Il y a de ces films où dès le début, ou avant même d’aller le voir en salles, vous savez que vous allez adorer. Blue Ruin fait partie de cette catégorie là. Ca sentait quand même bon l’ovni qui vous reste en travers de la gorge quelques jours, et ce fût le cas. Hypnotisant.
Un réalisateur qui sort de nulle part avec à son actif une comédie horrifique rassemblant un casting improbable aurait pu présumer le pire. Pourtant, après avoir vu le film, j’ai bien envie de dire que Saulnier a du Jeff Nichols dans les idées et la réalisation. Et c’est vraiment un compliment. En ce qui concerne l’histoire, ça m’a beaucoup fait penser à Shotgun Stories, ce film qui raconte l’opposition entre deux fratries qui ont le même géniteur. Et de manière plus technique, ce Blue Ruin est au moins aussi beau que Take Shelter où Mud. Le rythme est posé, l’ambiance se veut lourde mais elle est finalement apaisante. On rentre donc parfaitement dans la peau de notre anti-héros dont on ne sait rien, si ce n’est qu’il part en croisade contre le tueur de ses parents. Pas franchement original dans les grandes lignes, mais plutôt très osé dans la mise en scène.
On ne sait pas bien ce qui s’est passé dans la vie de Dwight depuis tout ce temps, et on n’approuve pas forcément l’idée de vengeance qui l’enivre, mais on a quand même envie de le comprendre, de le soutenir, d’être derrière lui. Et surtout, de vivre le film à la première personne, à travers sa personnalité et ses pensées. Et c’est bien là que Saulnier réussit son coup : on a de l’empathie pour un tueur fugitif car tout est fait en aval pour qu’on le soutienne. Véritable phœnix qui renait de ces cendres, Dwight attire la sympathie du spectateur malgré les motivations qui l’animent.
Ce paradoxe nous conduit donc à un débat de fond sur l’autorisation du port d’arme, et de la facilité avec laquelle on peut s’en procurer où s’en servir, et jusqu’où les habitants des Etats-Unis sont parfois prêt à aller pour faire valoir leurs droits. Avec ce film, Saulnier a pour moi réussi à poser les questions que Funny Games posait déjà, mais en mieux. A savoir qu’il y a un petit coup de mou dans le film, et que l’on attende que ça redémarre de plus belle. Et c’est là que je me suis demandé si ce n’était pas malsain de réclamer à nouveau de la violence afin que l’on ne s’embête pas trop longtemps. Car au-delà de l’histoire qu’il raconte, Saulnier souhaite délivrer des réflexions, et c’est pour cette raison que j’en suis arrivé ici. Ce film peut entrainer des débats sur la famille, la vengeance, le port d’armes, la réinsertion sociale, le pardon, l’exclusion. Et c’est entre autre pour ça que Blue Ruin s’avère être une franche réussite : il fait réflechir.

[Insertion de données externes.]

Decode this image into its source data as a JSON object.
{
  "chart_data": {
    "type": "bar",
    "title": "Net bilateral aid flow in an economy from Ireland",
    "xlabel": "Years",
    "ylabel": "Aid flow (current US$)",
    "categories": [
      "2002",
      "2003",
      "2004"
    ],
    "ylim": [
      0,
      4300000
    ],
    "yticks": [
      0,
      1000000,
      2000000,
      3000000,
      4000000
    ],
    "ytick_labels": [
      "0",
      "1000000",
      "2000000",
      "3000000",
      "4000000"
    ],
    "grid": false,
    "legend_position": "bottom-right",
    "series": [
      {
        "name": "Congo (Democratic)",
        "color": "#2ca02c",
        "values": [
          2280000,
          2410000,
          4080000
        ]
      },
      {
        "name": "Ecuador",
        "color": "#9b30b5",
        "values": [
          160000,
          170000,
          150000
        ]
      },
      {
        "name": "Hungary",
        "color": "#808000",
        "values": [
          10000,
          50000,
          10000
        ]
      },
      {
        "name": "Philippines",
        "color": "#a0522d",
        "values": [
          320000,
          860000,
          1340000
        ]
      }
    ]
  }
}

Alors si c’est très intéressant et pertinent dans le fond, et comme je l’ai déjà rapidement évoqué, la forme ne joue pas non plus un rôle anodin dans le succès de ce film. Les plans sont travaillés et calculés aux millimètres, et il n’est pas étonnant de découvrir que Saulnier est directeur photo avant d’être réalisateur. C’est un véritable régal visuel et auditif que de plonger dans une telle atmosphère. Pour le côté drame américain indie financé comme on pouvait, ça me fait également penser à Bellflower, qui avait en outre ce côté pessimiste et criant au secours qui lui allait si bien.
Pour conclure, Blue Ruin, ce n’est pas le genre de film à mettre entre toutes les mains, mais c’est un film qui va plaire à coups sûrs à tous les amateurs de cinéma car il contient véritablement tous les ingrédients d’une œuvre qui vaut au moins le coup d’œil. Qu’on aime ou qu’on naime pas, il s’agit du genre d’expérience à vivre que le cinéma nous propose que trop rarement, autant pour les messages qu’il délivre, que pour l’ambiance dans laquelle il nous baigne.